(July 19) An early end to the New Jersey blueberry deal and a late start for Michigan should mean strong pricing ahead for Michigan blueberries, shippers say.

By mid-July, Michigan’s f.o.b.s were above last year’s levels. The U.S. Department of Agriculture reported boxes of 12 1-pint cups of medium-large blueberries at $12 July 15, compared to large at mostly $11 the same time last year.

Movement from New Jersey is expected to decrease now that harvest has passed its peak there, the USDA reported.

In mid-July, demand for blueberries exceeded supplies, said Mike Klackle, vice president of sales for Global Berry Farms, Naples, Fla., the exclusive marketer for MBG Marketing/Michigan Blueberry Growers Association, Grand Junction.

Michigan’s blueberry crop was lagging behind normal production schedules, partly because of the state’s drought conditions, which slowed ripening, he said.

The association had expected to hit its peak the week of July 15, Klackle said. That could be delayed toward the end of the week of July 22, he said.

Last year the association produced 9 million pounds of Michigan’s 20 million pounds of fresh blueberries, said Kirk McCreary, general manager.

The same drought conditions limiting initial volumes also could result in smaller sizing of blueberries, said Miguel Ochoa, partner in A&L Farms Inc., Grand Haven, Mich.

Still, McCreary said most growers have overhead irrigation.
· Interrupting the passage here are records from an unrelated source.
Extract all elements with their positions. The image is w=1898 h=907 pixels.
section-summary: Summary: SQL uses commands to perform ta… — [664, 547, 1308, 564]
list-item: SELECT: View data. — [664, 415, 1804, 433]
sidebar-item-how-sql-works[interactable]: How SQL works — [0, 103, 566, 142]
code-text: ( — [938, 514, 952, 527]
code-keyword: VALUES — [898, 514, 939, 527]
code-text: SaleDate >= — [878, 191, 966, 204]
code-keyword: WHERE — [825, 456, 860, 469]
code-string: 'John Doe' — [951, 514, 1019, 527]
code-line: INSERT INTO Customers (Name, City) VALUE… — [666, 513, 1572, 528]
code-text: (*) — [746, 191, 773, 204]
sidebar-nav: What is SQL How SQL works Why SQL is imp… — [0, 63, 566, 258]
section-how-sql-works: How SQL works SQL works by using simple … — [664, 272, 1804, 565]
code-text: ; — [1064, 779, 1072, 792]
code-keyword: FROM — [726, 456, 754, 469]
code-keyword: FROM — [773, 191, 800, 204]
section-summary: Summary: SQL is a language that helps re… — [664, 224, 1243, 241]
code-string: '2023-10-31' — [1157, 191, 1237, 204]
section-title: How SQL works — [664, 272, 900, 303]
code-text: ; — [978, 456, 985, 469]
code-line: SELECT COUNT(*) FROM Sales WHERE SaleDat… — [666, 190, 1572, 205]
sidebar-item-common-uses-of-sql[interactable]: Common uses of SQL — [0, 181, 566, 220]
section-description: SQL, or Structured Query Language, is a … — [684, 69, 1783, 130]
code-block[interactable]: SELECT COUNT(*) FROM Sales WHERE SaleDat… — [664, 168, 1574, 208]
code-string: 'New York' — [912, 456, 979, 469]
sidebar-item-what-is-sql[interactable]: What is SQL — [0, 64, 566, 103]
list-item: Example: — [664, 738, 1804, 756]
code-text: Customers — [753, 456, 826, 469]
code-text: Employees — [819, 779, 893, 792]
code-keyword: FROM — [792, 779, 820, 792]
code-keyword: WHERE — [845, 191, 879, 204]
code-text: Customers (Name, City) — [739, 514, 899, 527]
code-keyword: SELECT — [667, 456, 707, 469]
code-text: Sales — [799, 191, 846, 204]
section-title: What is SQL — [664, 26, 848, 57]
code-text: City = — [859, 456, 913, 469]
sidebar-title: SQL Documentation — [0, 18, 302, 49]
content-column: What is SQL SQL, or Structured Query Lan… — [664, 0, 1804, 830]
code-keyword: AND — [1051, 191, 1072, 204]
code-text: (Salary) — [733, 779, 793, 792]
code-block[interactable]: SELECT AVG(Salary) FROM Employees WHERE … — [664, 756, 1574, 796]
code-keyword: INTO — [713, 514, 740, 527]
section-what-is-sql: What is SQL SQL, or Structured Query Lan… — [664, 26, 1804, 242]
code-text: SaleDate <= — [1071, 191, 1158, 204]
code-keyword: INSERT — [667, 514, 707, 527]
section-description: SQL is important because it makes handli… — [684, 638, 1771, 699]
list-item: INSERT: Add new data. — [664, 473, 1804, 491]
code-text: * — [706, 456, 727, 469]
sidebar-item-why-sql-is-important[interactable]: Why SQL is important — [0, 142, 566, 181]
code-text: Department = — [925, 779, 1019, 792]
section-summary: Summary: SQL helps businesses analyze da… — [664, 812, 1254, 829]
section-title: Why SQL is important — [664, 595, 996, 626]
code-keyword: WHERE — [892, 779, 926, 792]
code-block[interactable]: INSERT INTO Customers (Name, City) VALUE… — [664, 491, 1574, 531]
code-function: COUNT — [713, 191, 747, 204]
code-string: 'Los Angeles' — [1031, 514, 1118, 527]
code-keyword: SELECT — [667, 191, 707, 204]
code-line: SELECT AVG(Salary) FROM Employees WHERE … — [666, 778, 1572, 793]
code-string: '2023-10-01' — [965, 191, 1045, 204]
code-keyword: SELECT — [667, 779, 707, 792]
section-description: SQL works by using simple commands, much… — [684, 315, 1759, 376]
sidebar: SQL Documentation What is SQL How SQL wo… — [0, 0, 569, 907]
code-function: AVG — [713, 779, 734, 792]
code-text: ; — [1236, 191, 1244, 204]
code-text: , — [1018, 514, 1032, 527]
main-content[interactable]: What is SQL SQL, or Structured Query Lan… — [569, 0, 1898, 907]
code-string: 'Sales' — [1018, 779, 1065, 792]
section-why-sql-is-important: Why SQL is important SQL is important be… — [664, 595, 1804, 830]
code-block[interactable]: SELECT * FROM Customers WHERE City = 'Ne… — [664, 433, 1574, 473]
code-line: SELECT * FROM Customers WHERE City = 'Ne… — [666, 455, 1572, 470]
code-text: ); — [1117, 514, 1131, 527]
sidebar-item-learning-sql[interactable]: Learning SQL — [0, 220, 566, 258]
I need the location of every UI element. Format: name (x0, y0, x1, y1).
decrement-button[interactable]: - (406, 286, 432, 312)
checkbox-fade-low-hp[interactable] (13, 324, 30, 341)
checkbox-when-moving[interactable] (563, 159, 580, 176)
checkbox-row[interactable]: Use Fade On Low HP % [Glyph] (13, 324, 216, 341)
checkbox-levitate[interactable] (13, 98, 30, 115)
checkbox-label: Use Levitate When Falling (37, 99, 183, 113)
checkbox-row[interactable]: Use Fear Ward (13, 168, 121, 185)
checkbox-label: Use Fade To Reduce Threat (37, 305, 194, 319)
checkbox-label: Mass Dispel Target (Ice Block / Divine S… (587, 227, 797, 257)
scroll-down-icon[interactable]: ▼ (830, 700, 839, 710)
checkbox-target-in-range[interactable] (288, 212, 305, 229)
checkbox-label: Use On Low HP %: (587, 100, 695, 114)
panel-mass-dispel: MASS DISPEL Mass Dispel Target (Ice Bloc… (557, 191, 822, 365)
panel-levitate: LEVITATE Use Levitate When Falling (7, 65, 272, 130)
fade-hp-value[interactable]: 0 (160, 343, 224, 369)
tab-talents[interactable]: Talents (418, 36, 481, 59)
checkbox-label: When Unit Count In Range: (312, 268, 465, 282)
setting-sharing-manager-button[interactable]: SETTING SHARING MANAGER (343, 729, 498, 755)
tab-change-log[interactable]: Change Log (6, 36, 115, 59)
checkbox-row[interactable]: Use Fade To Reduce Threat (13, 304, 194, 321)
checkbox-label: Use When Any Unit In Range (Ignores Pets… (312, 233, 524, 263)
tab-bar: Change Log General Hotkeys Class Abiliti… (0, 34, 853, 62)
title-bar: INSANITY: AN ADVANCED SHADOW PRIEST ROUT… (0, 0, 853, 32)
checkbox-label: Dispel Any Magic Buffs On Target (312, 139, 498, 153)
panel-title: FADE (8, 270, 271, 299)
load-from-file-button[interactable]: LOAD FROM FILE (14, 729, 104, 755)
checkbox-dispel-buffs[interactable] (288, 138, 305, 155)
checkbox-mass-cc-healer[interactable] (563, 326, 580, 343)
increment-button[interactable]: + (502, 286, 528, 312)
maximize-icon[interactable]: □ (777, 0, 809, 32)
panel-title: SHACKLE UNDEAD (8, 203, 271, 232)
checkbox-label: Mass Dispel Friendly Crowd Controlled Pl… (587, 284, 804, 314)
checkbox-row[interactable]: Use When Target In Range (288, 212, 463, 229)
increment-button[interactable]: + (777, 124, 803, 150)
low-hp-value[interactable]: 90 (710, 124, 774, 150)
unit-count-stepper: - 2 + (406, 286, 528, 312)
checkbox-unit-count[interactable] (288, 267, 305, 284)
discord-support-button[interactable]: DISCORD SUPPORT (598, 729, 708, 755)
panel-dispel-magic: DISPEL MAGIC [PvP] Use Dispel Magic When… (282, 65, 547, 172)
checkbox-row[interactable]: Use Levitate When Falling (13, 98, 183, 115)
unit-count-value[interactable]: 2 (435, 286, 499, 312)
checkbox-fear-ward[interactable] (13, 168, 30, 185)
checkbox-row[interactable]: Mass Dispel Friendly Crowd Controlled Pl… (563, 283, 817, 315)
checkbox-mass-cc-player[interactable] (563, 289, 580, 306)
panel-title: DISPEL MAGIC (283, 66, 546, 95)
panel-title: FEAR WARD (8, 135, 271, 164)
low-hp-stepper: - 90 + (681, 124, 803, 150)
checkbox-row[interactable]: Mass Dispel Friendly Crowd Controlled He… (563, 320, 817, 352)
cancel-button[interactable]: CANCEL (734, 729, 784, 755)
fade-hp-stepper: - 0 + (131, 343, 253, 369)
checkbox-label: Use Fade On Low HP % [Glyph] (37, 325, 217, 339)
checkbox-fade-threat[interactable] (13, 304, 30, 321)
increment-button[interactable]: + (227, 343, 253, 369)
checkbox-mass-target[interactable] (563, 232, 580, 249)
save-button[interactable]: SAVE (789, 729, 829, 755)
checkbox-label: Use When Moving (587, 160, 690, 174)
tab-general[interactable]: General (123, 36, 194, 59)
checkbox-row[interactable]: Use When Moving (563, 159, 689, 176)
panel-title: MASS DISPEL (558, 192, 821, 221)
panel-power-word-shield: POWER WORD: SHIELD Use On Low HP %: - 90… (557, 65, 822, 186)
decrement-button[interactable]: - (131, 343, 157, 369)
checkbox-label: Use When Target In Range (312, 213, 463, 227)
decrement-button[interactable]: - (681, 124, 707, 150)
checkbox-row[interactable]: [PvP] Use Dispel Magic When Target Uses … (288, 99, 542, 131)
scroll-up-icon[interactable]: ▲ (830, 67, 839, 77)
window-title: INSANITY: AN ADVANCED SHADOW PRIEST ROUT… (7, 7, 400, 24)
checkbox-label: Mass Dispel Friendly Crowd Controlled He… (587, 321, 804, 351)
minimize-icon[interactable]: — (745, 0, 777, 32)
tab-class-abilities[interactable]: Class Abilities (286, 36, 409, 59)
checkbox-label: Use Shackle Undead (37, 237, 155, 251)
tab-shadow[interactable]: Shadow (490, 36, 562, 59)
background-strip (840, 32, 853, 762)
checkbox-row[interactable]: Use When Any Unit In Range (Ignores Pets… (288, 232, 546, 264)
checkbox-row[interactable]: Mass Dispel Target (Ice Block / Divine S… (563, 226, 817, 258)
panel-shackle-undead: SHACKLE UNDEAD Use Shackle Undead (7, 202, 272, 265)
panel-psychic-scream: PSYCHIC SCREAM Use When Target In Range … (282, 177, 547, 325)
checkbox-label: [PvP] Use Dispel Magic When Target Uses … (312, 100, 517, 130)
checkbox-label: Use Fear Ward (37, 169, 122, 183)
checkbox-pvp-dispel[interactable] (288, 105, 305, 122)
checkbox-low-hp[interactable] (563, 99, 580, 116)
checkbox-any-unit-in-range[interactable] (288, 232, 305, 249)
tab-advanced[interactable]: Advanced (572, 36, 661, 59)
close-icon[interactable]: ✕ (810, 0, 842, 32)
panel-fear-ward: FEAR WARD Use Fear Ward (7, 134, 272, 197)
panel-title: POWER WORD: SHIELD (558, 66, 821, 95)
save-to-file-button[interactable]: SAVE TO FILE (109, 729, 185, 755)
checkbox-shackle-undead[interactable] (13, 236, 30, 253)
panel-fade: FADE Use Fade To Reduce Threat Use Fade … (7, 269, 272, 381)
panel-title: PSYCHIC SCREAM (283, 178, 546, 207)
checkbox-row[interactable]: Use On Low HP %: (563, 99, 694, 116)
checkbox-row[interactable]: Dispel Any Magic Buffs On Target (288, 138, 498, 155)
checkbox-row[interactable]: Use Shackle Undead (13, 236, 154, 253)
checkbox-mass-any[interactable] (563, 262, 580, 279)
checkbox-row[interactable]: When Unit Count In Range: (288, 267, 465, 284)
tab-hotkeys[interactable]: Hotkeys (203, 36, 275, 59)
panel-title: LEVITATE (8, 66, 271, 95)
Rains the week of July 8 also helped considerably, he said.

Farther north than Grand Junction, A&L normally starts harvest around July 7. This year, Ochoa said he didn’t see harvest beginning until around July 19.

“So we’re running a couple of weeks late,” he said.

The company usually gets into heavy volumes by the first week of August, but that could also be a few days late because of the season’s late start.

Spring freezes also could contribute to lower blueberry volumes from Michigan, where production is expected to decrease by 10% this season, Ochoa said.

Last year, Michigan produced 63.5 million pounds of blueberries, with 20 million of that going to the fresh market, McCreary said. This season, the industry has projected total production at 57 million pounds, with 20 million slated for the fresh market, he said.

Peak Michigan production during July opens up opportunities for retail promotions, he said. British Columbia should come on the scene in early August, McCreary said.

Michigan should continue to ship through October from controlled-atmosphere storage, he said.